Straw man arguments are fallacious arguments, and in order to avoid such arguments, it is important to accurately state the position of an author before making any attempt to criticize or refute his or her views. Thomas's views concerning God's relation to creatures may be wrong, but we cannot effectively criticize it if we do not know what it actually is. We cannot simply read his words through our modern lenses and assume we know what he meant. We need to take a step back and attempt to read him on his own terms first. We have to understand what he said before we can determine whether what he said is right or wrong.

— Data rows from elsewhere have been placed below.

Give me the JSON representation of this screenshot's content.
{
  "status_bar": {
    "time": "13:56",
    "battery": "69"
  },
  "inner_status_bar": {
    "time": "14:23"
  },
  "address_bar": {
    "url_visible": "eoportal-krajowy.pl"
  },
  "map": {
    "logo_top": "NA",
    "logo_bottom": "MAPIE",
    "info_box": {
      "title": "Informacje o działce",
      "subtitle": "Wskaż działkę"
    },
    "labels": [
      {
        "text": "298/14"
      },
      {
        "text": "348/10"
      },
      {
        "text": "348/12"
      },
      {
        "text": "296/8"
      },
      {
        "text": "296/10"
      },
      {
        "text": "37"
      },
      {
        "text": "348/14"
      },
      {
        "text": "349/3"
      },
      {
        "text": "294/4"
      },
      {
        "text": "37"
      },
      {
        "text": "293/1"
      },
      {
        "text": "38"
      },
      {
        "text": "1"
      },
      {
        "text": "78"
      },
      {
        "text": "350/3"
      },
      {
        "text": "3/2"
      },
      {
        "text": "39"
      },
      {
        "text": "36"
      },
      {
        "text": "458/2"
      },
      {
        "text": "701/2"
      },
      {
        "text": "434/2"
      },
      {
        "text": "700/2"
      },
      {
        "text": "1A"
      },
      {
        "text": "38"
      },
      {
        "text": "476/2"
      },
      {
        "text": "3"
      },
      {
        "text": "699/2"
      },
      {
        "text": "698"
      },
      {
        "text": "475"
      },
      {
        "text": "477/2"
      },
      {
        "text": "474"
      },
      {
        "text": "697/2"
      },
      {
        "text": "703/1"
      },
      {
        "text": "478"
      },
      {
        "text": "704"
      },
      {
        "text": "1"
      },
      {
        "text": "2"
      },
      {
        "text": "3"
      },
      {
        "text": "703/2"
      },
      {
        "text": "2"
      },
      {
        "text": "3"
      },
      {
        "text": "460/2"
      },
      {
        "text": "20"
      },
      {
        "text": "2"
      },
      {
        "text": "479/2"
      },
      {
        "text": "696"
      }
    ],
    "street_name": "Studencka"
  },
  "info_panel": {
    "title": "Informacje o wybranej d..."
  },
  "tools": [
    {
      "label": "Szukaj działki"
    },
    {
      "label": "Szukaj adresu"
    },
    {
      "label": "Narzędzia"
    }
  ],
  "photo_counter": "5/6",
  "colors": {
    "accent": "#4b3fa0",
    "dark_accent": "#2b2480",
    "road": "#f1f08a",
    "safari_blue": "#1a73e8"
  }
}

When we read what Thomas says within his own context, his statement is seen to articulate and defend some very important biblical ideas. Contrary to what it looks like when read through modern lenses, his statement actually defends the reality of the relationship between God and His creatures that his critics assume he is denying. Furthermore, it defends the biblical truth that God and His creatures do not belong to the same order of being. In other words, it defends the Creator-creature distinction. It also defends the idea that God is not ontologically dependent upon His creatures, while His creatures are ontologically dependent upon Him. When understood in context, his statement simultaneously defends both the transcendence and immanence of God. Finally, when understood in context, his statement allows to grasp to some degree how certain names such as "Creator," names that point to the existence of a relation with creatures, can be truthfully predicated of God without denying His immutability.

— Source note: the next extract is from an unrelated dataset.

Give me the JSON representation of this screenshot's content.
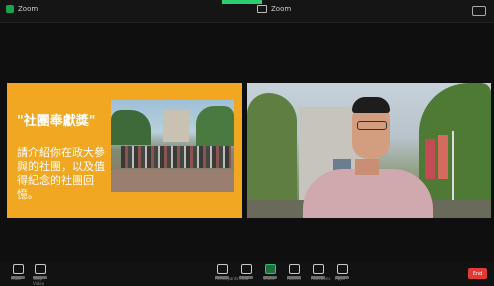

In order to understand how his teaching on relations does this, one has to take the time to learn what he meant by real relations and logical relations (or relations "in idea"). One will have to understand the differences among relationships that are merely "in idea" in two things, relationships that are real in two things, and relationships that are real in one thing and "in idea" in the other thing (a mixed relation). One will have to understand that a relationship that is real in two things is the kind of relationship that can exist only when both things belong to the same order of being (e.g., two physical things). On the other hand, a relationship that is real in one thing and "in idea" in the other thing is the kind of relationship that can exist between two things belonging to different orders of being (e.g., a physical thing and knowledge of that physical thing).


In short, whenever you see someone use Thomas's quote to assert or imply that the traditional Christian doctrine of God and His attributes needs to be rejected or revised because the traditional doctrine obviously denies what the Bible clearly teaches, you can rest assured that someone did not do their homework.